If you’re unsure of your ability to succeed as a freelancer, start out small or find a more experienced freelance partner. This will build your confidence for bigger, more involved jobs. Once you’ve created a solid portfolio of your freelancing experiences, you’ll be ready to apply for a more permanent position.

4. Know what a good cultural fit looks like.

When it comes to finding a company that will be a good long-term fit for you and your career goals, you have to consider the company culture. This means more than evaluating whether employees bike to work, go out to lunches and happy hours, and participate in office yoga sessions.

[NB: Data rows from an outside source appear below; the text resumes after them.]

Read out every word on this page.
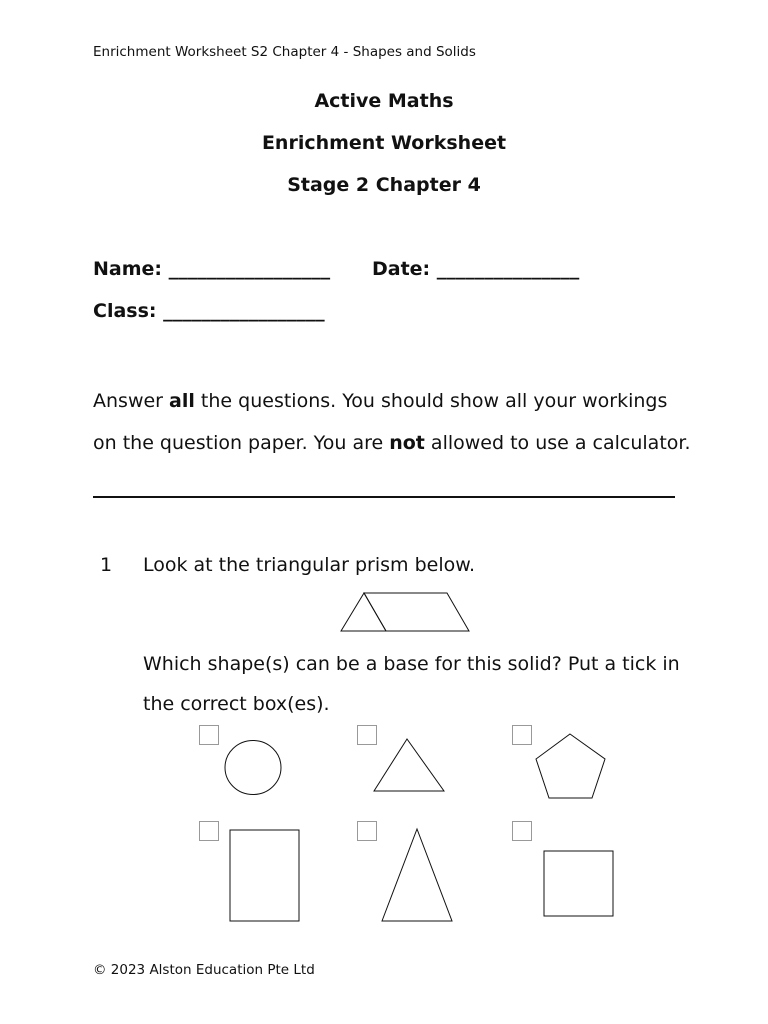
Enrichment Worksheet S2 Chapter 4 - Shapes and Solids
Active Maths
Enrichment Worksheet
Stage 2 Chapter 4
Name: _________________ Date: _______________
Class: _________________
Answer all the questions. You should show all your workings on the question paper. You are not allowed to use a calculator.
1 Look at the triangular prism below.
Which shape(s) can be a base for this solid? Put a tick in the correct box(es).
© 2023 Alston Education Pte Ltd
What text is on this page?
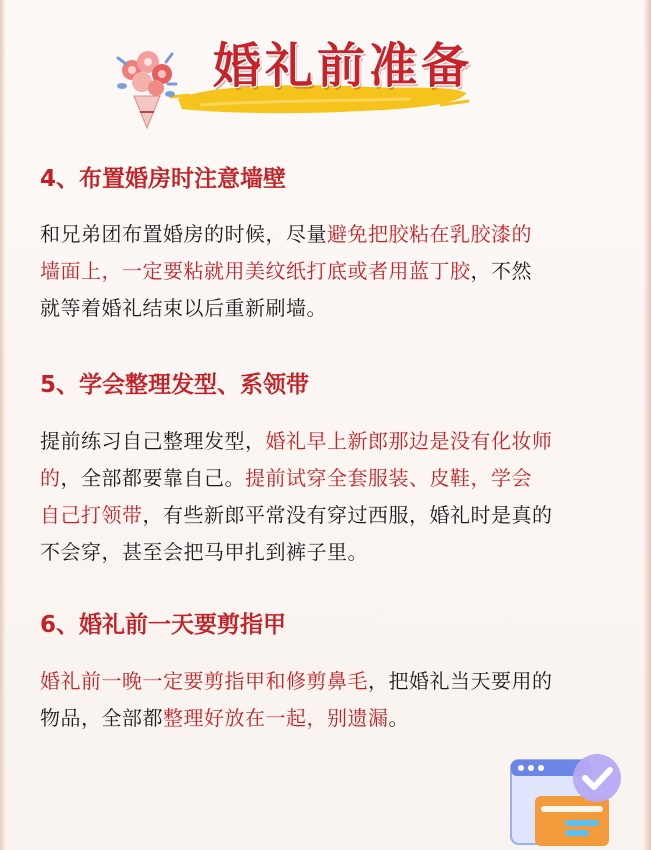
婚礼前准备
4、布置婚房时注意墙壁
和兄弟团布置婚房的时候，尽量避免把胶粘在乳胶漆的
墙面上，一定要粘就用美纹纸打底或者用蓝丁胶，不然
就等着婚礼结束以后重新刷墙。
5、学会整理发型、系领带
提前练习自己整理发型，婚礼早上新郎那边是没有化妆师
的，全部都要靠自己。提前试穿全套服装、皮鞋，学会
自己打领带，有些新郎平常没有穿过西服，婚礼时是真的
不会穿，甚至会把马甲扎到裤子里。
6、婚礼前一天要剪指甲
婚礼前一晚一定要剪指甲和修剪鼻毛，把婚礼当天要用的
物品，全部都整理好放在一起，别遗漏。
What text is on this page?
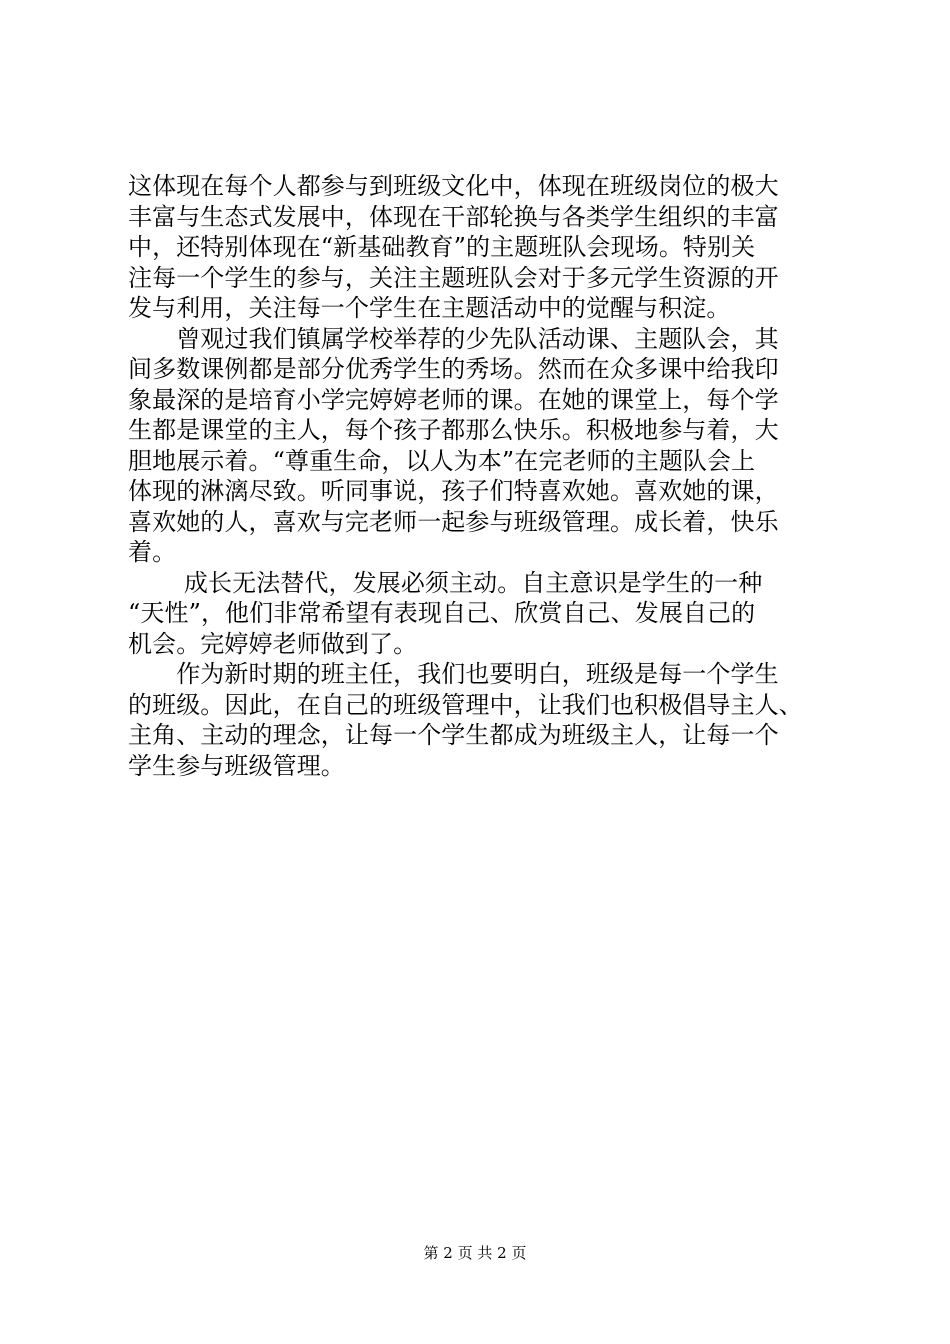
这体现在每个人都参与到班级文化中，体现在班级岗位的极大
丰富与生态式发展中，体现在干部轮换与各类学生组织的丰富
中，还特别体现在“新基础教育”的主题班队会现场。特别关
注每一个学生的参与，关注主题班队会对于多元学生资源的开
发与利用，关注每一个学生在主题活动中的觉醒与积淀。
　　曾观过我们镇属学校举荐的少先队活动课、主题队会，其
间多数课例都是部分优秀学生的秀场。然而在众多课中给我印
象最深的是培育小学完婷婷老师的课。在她的课堂上，每个学
生都是课堂的主人，每个孩子都那么快乐。积极地参与着，大
胆地展示着。“尊重生命，以人为本”在完老师的主题队会上
体现的淋漓尽致。听同事说，孩子们特喜欢她。喜欢她的课，
喜欢她的人，喜欢与完老师一起参与班级管理。成长着，快乐
着。
　　 成长无法替代，发展必须主动。自主意识是学生的一种
“天性”，他们非常希望有表现自己、欣赏自己、发展自己的
机会。完婷婷老师做到了。
　　作为新时期的班主任，我们也要明白，班级是每一个学生
的班级。因此，在自己的班级管理中，让我们也积极倡导主人、
主角、主动的理念，让每一个学生都成为班级主人，让每一个
学生参与班级管理。
第 2 页 共 2 页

Rather, focus on the core values of the company and whether they’re actually emphasized in day-to-day operations. In particular, ask how decisions get made. Is the process centralized? Is it consensus-driven? Do people make these decisions largely via phone or chat or in large in-person meetings?

A 2015 LinkedIn survey revealed that, when changing jobs, 49 percent of professionals said a big challenge was not knowing what it would be like to work at the new company. A position might seem perfect for you, but if the company’s culture doesn’t mesh well with your personality or way of working, it’ll lower the chances that you’ll be satisfied or successful.

Make a list of things that are necessary for your career success and happiness. Would you rather work in a large or small office? How closely would you like to work with your co-workers? What type of support would you like to receive in regards to your career goals?

Once you know what type of company culture you’d be able to thrive in, you can incorporate those criteria into your job search. You’ll then be able to find a job, company, and career path that will lead to the job you’ve always wanted.

What other steps should young professionals go through to help get them on the right path to achieving all their career goals?